Audience en fin de journée, le 17 décembre

Lors de cette audience, les juges doivent se pencher sur la capacité de trois membres du conseil de surveillance de Tereos à y siéger alors qu’une décision de justice les a condamnés le 26 novembre, ainsi que d’autres coopérateurs, pour dénonciation calomnieuse envers l’entreprise.

Fonction de la décision qui sera prise par le tribunal, une réunion du conseil de surveillance pourra alors se tenir dans les prochains jours, avec ou sans Gérard Clay, Jérôme Hary et Xavier Laude ; réunion qui permettra dans le même temps de conforter, ou pas, Jean-Charles Lefebvre à la présidence du groupe.
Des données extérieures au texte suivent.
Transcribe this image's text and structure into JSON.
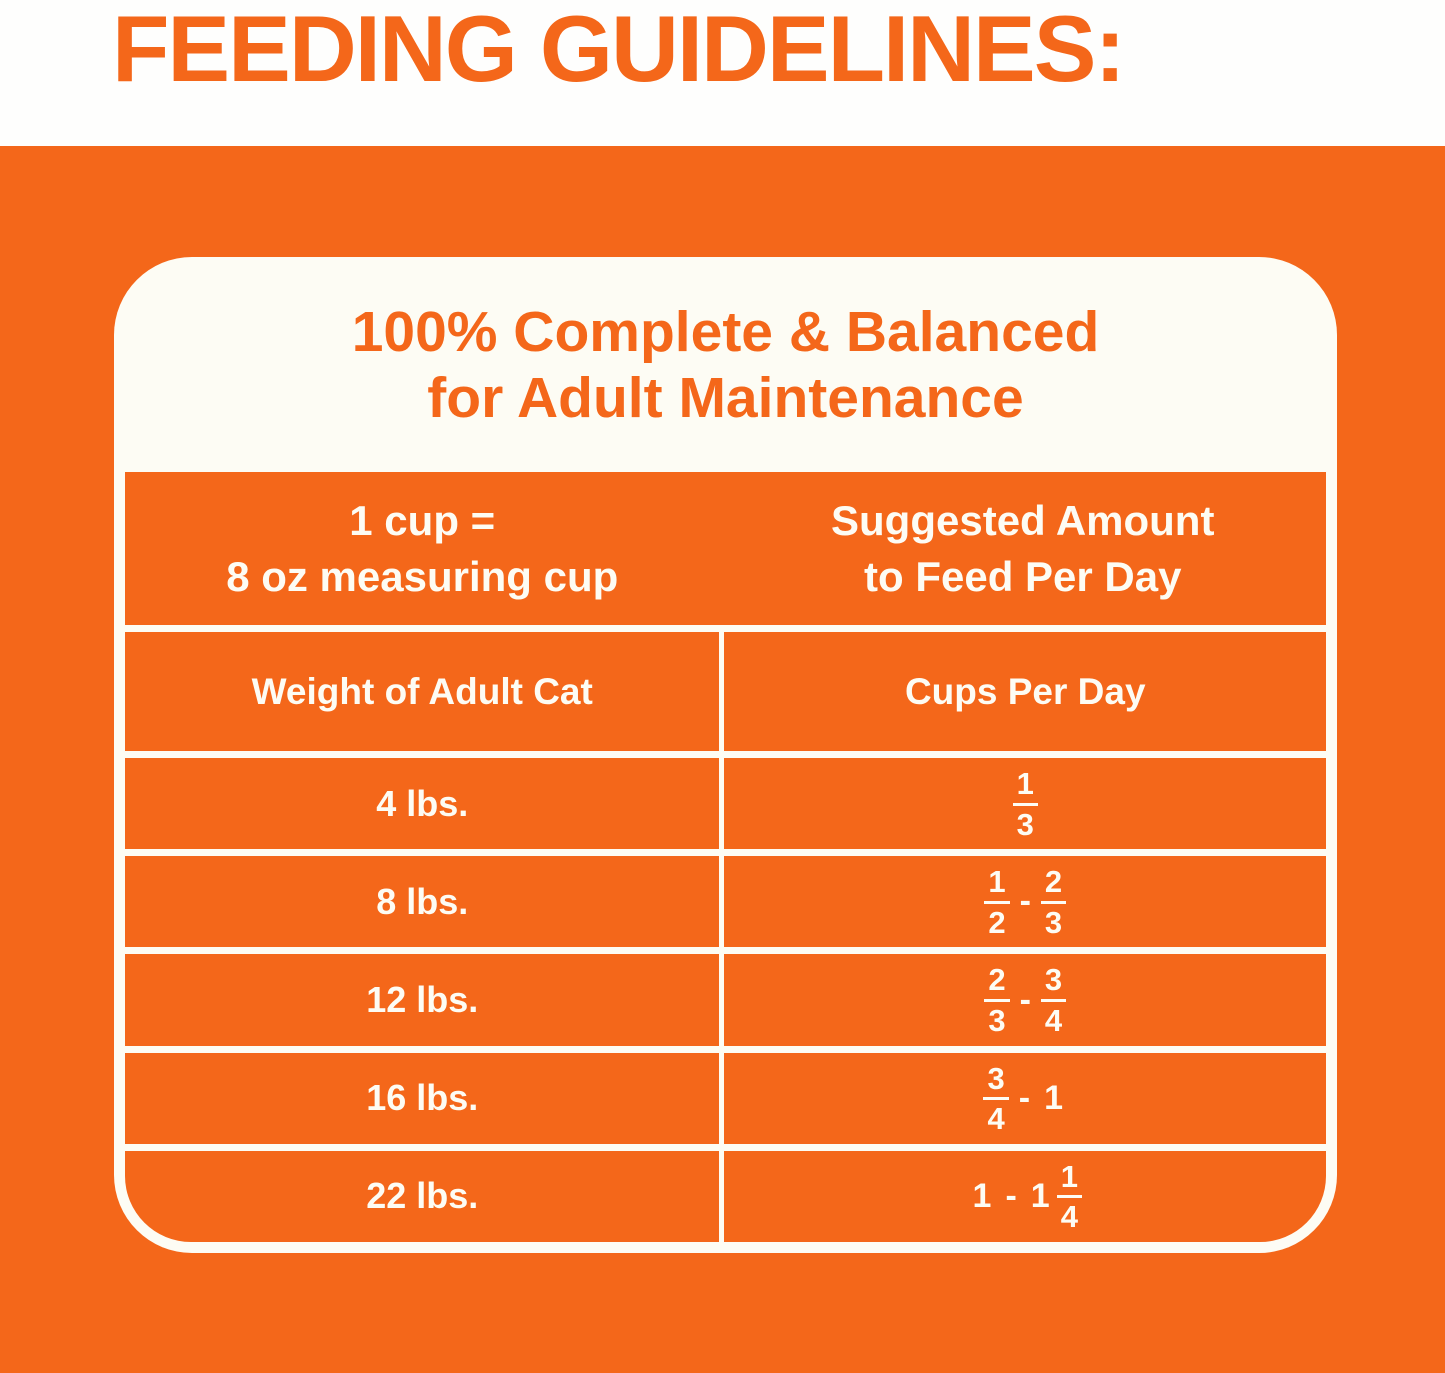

Assemblée générale, élections et tribunal, le rappel des faits

La semaine dernière, à quelques jours de la date initialement prévue pour l’organisation d’une réunion du conseil de surveillance devant élire le président du groupe coopératif suite à son assemblée générale (30 novembre) et le renouvellement d’une partie du conseil de surveillance, on apprenait que cette réunion était reportée du 11 au 15 décembre. Un nouveau report de cette réunion était ensuite annoncé, sans précision cette fois sur le nouveau calendrier. La raison de ce « blocage » ? La présence au sein du conseil de surveillance de trois élus condamnés le 26 novembre dernier par la justice pour dénonciation calomnieuse envers leur entreprise. Et leur capacité à faire basculer la présidence de Jean-Charles Lefebvre et le directoire du groupe coopératif. Pour ces derniers, « le conseil de surveillance qui se tient avec les personnes qui ne respectent pas la charte est un conseil de surveillance qui n'est pas légitime ». Après avoir demandé la démission de ces trois élus  - le demande est restée lettre morte -, la direction de Tereos a donc lancé une procédure en référé « pour obtenir de manière rapide une suspension de leurs mandats » et permettre au conseil de surveillance de « se tenir à nouveau ». Toutefois, dans le cadre de cette procédure, ce ne sont pas trois, mais bien l’ensemble des membres du conseil de surveillance qui seront attendus. L’audience en référé est prévue ce jeudi 17 décembre à 17h, au tribunal de Senlis où il y devrait y avoir une ambiance singulière.